Editor's note: For CSEdWeek this December 7-13, we are encouraging students to try High Seas and Inside Out, Google’s new introductory Hour of Code activities. We’re also going behind the scenes on the Google for EDU blog with stories and resources for the parents, educators and students that champion CS education every day. Stay tuned this week to learn more!

This year, Computer Science Education Week runs from December 7 through 13th and students, teachers, volunteers and organizations across the world will participate in a wide variety of activities and events. Very few people know, however, that it all began with one person who wanted to make things better.

In 2008, Calvin College Computer Science professor Joel Adams attended a regional ACM conference where he attended a session focused on advocating for computer science education. This session inspired him to question why secondary school students in his home state of Michigan had so few opportunities to take rigorous computer science courses when the data showed a tremendous demand for jobs in computing-related fields. Adams was especially concerned because the downturn in manufacturing had devastated Michigan and he believed his students deserved better opportunities and better jobs. Adams collected the jobs and education-related data and made an appointment with Dr. Vern Ehlers, his representative in the United States Congress. Ehlers heard Adams’ message and decided to take action.
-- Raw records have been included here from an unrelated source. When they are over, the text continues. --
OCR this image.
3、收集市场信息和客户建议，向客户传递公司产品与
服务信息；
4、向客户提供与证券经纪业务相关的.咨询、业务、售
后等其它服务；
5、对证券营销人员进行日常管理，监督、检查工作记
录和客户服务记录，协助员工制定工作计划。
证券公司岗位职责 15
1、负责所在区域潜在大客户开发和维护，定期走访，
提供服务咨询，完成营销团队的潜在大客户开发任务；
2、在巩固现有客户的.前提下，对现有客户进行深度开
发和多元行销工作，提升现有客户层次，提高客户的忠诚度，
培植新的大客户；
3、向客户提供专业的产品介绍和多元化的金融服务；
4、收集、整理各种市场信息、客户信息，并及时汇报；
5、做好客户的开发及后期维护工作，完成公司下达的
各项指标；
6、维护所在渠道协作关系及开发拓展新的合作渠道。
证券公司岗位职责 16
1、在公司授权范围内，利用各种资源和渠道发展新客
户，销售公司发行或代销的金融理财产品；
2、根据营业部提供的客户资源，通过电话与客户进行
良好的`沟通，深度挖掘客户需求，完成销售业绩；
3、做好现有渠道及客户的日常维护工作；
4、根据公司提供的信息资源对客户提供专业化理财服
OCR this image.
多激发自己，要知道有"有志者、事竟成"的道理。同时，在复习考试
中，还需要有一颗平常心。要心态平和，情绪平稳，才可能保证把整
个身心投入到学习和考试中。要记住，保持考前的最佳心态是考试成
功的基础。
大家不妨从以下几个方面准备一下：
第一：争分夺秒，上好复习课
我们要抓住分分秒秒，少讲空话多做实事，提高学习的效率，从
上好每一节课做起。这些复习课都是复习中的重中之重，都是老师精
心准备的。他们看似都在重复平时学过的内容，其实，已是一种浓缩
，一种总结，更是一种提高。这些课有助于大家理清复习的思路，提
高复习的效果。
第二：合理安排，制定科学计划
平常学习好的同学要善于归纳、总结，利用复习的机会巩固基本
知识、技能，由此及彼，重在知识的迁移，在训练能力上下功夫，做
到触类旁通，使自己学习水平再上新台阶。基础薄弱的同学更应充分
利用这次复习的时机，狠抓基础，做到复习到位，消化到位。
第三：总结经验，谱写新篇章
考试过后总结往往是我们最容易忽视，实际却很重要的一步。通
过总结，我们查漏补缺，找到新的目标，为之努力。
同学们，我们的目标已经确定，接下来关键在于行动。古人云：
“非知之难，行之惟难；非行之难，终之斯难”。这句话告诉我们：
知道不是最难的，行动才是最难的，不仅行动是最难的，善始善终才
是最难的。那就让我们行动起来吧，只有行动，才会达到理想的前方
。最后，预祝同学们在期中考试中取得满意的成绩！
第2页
Meanwhile, ACM and the Computer Science Teachers Association had been working to raise the profile of K–12 computer science education nationally. Cameron Wilson (then ACM’s Director of Public Policy) happened to be a former staffer for Rep. Ehlers. Following the meeting with Adams, with Ehler’s support, Wilson and Ehlers’ staffer Julia Jester drafted a resolution to designate the week of Grace Murray Hopper’s birthday as “National Computer Science Education Week”.

House Resolution 558 was introduced June 18, 2009. Rep Bart Gordon (D-TN) introduced the resolution in the House and Rep. Ehlers (R-MI) spoke eloquently in favor of his motion as did Jared Polis (D-CO). The resolution passed and was enacted on October 20, 2009 and with the help of numerous organizations, companies (Google among them) and individuals, the first celebration took place the week of December 7, 2009.

The annual event continued to grow and in 2013 it reached unprecedented levels with the participation of Code.org and the launch of the Hour of Code. Thanks to Code.org’s efforts, public figures from Ashton Kutcher to President Obama were talking about the importance of learning computer science. To date, more than 137,683,279 people have gotten a taste of computer science as Hour of Code participants.

As the global conversation about the importance of computer science education has grown, so too have the events. In Europe, Google helped launch EU Code Week which took place October 10-18th, 2015 with more than 150,000 people and 4000 events in 37 countries. From October 1-10, 2015, again with help from Google, 88,763 children and youth participated in more than 3,000 events in 17 countries during Africa Code Week. These are just two examples of the computer science education celebrations internationally.

Computer Science Education Week, whatever the event is called and whenever it takes place, is now a global experience. Everyone is invited to participate, and anyone can make a difference. And you can be sure that you will be hearing more about what Google is planning. But it is worth knowing and remembering that it all began with one man, who wanted to make life better for his students and did something about it.